The mouse-and-keyboard method of performing this task includes at least nine mouse clicks and a minimum of 98 keystrokes. And even then, this only searches for files containing the specified strings. The Find program will not return anything about NLP or HCI if those specific words do not exist in the file.The Natural Language input method is clearly superior for this type of information retrieval task.
Of course, this is not the only type of task Natural Language would be suitable for. The types of tasks that could benefit from Natural Language input are numerous and complex:
“Scale this image to six-twenty-four by three-fifty-two pixels.”
“Don’t play any more Justin Bieber songs until the house party is over.”
“Find all images of me and my wife and create a slide show set to the song ‘When I’m Sixty-Four’ by the Beatles.”
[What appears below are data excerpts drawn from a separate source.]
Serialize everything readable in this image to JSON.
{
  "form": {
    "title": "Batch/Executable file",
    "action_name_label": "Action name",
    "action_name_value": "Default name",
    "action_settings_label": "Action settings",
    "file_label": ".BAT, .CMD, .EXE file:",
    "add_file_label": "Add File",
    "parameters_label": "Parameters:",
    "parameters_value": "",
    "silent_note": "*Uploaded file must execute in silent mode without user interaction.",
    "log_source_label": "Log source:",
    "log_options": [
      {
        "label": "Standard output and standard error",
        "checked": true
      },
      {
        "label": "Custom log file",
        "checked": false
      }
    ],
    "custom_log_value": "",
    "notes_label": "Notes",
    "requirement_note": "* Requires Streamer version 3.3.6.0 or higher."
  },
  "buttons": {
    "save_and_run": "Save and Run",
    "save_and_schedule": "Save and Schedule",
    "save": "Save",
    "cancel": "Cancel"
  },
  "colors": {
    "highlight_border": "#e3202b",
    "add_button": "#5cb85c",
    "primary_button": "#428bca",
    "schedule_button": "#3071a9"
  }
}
At this point you may want to call me a Natural Language Lunatic for my outrageous dreams and aspirations for the power of Natural Language and computers. I believe that the technology to carry out everything mentioned in this post (and much much more) is very close at hand. So close, in fact, that I’ve made sure to take Computer Science courses in artificial intelligence and Linguistics courses on “Mathematical Structures in Language” and “Computational Linguistics” while at UCLA. I am taking these courses, and a few more, in hopes of being able to connect the dots in the future and either bring about or creatively utilize Natural Language Processing and Artificial Intelligence technology in ways we could only dream of in movies and blog posts about the future of computer interfaces.